More and more of our clients are now anxious to see how they can use their own investments to help close this funding gap and encourage the transition to a low carbon economy. This objective is reasonable and understandable, but simply reinvesting into low carbon portfolios may not be the most effective approach. Investors need to take a considered view on the best options to support the transition to a low carbon economy.

Sustainable Technology Can Be More Carbon Intensive

Tesla is well-known for its investment in sustainable solutions, including battery storage and, of course, electric vehicles. However, Tesla is more carbon intensive than, for example, Ford or BMW.

To be fair to Tesla, the figures used here are only Scope 1 and 2, or - in layman’s terms - the emissions generated by the company’s own operations and the energy used to power these operations. The data ignores Scope 3, where the emissions of the products once sold are included.

Scope 3 is often excluded because the data is hard to calculate, and most companies cannot or will not disclose. Low Carbon indices and ETFs exclude companies on the basis of Scope 1 and 2. This means low carbon tilts in portfolios can prove a crude measure.

Electric vehicles are currently more carbon intensive to produce, particularly the battery. It is only through the life of the vehicle that it becomes more efficient (and only in countries that don’t regularly use coal-powered energy generation).

This means low carbon indices based on Scope 1 and 2 emissions or intensity don’t necessarily exclude car manufacturers, even if they are doing nothing to facilitate the transition to a low carbon economy. They do not rule out those companies where emissions are primarily generated by their products once sold rather than in the manufacturing process.

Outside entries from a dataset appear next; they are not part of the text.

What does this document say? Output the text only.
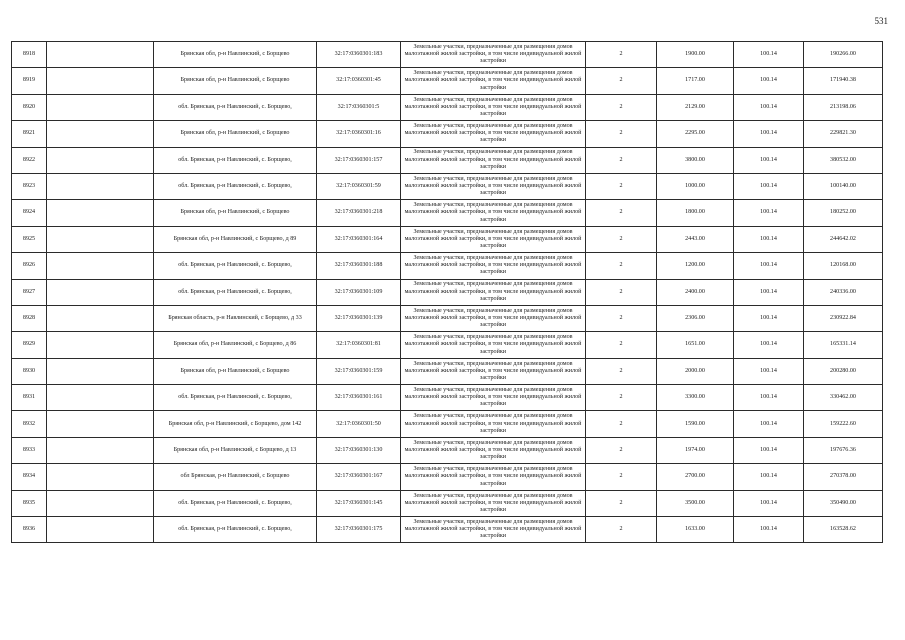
531
8918		Брянская обл, р-н Навлинский, с Борщево	32:17:0360301:183	Земельные участки, предназначенные для размещения домов малоэтажной жилой застройки, в том числе индивидуальной жилой застройки	2	1900.00	100.14	190266.00
8919		Брянская обл, р-н Навлинский, с Борщево	32:17:0360301:45	Земельные участки, предназначенные для размещения домов малоэтажной жилой застройки, в том числе индивидуальной жилой застройки	2	1717.00	100.14	171940.38
8920		обл. Брянская, р-н Навлинский, с. Борщево,	32:17:0360301:5	Земельные участки, предназначенные для размещения домов малоэтажной жилой застройки, в том числе индивидуальной жилой застройки	2	2129.00	100.14	213198.06
8921		Брянская обл, р-н Навлинский, с Борщево	32:17:0360301:16	Земельные участки, предназначенные для размещения домов малоэтажной жилой застройки, в том числе индивидуальной жилой застройки	2	2295.00	100.14	229821.30
8922		обл. Брянская, р-н Навлинский, с. Борщево,	32:17:0360301:157	Земельные участки, предназначенные для размещения домов малоэтажной жилой застройки, в том числе индивидуальной жилой застройки	2	3800.00	100.14	380532.00
8923		обл. Брянская, р-н Навлинский, с. Борщево,	32:17:0360301:59	Земельные участки, предназначенные для размещения домов малоэтажной жилой застройки, в том числе индивидуальной жилой застройки	2	1000.00	100.14	100140.00
8924		Брянская обл, р-н Навлинский, с Борщево	32:17:0360301:218	Земельные участки, предназначенные для размещения домов малоэтажной жилой застройки, в том числе индивидуальной жилой застройки	2	1800.00	100.14	180252.00
8925		Брянская обл, р-н Навлинский, с Борщево, д 89	32:17:0360301:164	Земельные участки, предназначенные для размещения домов малоэтажной жилой застройки, в том числе индивидуальной жилой застройки	2	2443.00	100.14	244642.02
8926		обл. Брянская, р-н Навлинский, с. Борщево,	32:17:0360301:188	Земельные участки, предназначенные для размещения домов малоэтажной жилой застройки, в том числе индивидуальной жилой застройки	2	1200.00	100.14	120168.00
8927		обл. Брянская, р-н Навлинский, с. Борщево,	32:17:0360301:109	Земельные участки, предназначенные для размещения домов малоэтажной жилой застройки, в том числе индивидуальной жилой застройки	2	2400.00	100.14	240336.00
8928		Брянская область, р-н Навлинский, с Борщево, д 33	32:17:0360301:139	Земельные участки, предназначенные для размещения домов малоэтажной жилой застройки, в том числе индивидуальной жилой застройки	2	2306.00	100.14	230922.84
8929		Брянская обл, р-н Навлинский, с Борщево, д 86	32:17:0360301:81	Земельные участки, предназначенные для размещения домов малоэтажной жилой застройки, в том числе индивидуальной жилой застройки	2	1651.00	100.14	165331.14
8930		Брянская обл, р-н Навлинский, с Борщево	32:17:0360301:159	Земельные участки, предназначенные для размещения домов малоэтажной жилой застройки, в том числе индивидуальной жилой застройки	2	2000.00	100.14	200280.00
8931		обл. Брянская, р-н Навлинский, с. Борщево,	32:17:0360301:161	Земельные участки, предназначенные для размещения домов малоэтажной жилой застройки, в том числе индивидуальной жилой застройки	2	3300.00	100.14	330462.00
8932		Брянская обл, р-н Навлинский, с Борщево, дом 142	32:17:0360301:50	Земельные участки, предназначенные для размещения домов малоэтажной жилой застройки, в том числе индивидуальной жилой застройки	2	1590.00	100.14	159222.60
8933		Брянская обл, р-н Навлинский, с Борщево, д 13	32:17:0360301:130	Земельные участки, предназначенные для размещения домов малоэтажной жилой застройки, в том числе индивидуальной жилой застройки	2	1974.00	100.14	197676.36
8934		обл Брянская, р-н Навлинский, с Борщево	32:17:0360301:167	Земельные участки, предназначенные для размещения домов малоэтажной жилой застройки, в том числе индивидуальной жилой застройки	2	2700.00	100.14	270378.00
8935		обл. Брянская, р-н Навлинский, с. Борщево,	32:17:0360301:145	Земельные участки, предназначенные для размещения домов малоэтажной жилой застройки, в том числе индивидуальной жилой застройки	2	3500.00	100.14	350490.00
8936		обл. Брянская, р-н Навлинский, с. Борщево,	32:17:0360301:175	Земельные участки, предназначенные для размещения домов малоэтажной жилой застройки, в том числе индивидуальной жилой застройки	2	1633.00	100.14	163528.62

In contrast, a low carbon approach would naturally exclude fossil fuel extractors, homebuilders and miners. Focusing on this last sector, mining is vitally important for many sustainable technologies. Cobalt, platinum, manganese, nickel, lithium (to name just a few) are vital for clean technology. Miners may be dirty, but they are also essential. Some of these companies are mindful of their environmental and social impacts and as clean and careful as possible. As such, they are a valid and necessary part of the transition: is it right that it should be excluded from a portfolio hoping to encourage a low carbon economy?
While using carbon footprints can generate insights and flag areas of concern, it is a crude tool. It is possible to have a low carbon footprint while doing little to promote the transition to a lower carbon economy or have a high carbon footprint while providing materials and tools for a low carbon future.

The unintended consequences of divesting

Divestment from high carbon intensive companies remains widely used. Global divestments from fossil fuel companies have reached $11trn according to 350.org. The primary targets are largely thought to be the international public companies. However, oil remains a necessary component of our energy requirements and divestment can have some unintended consequences.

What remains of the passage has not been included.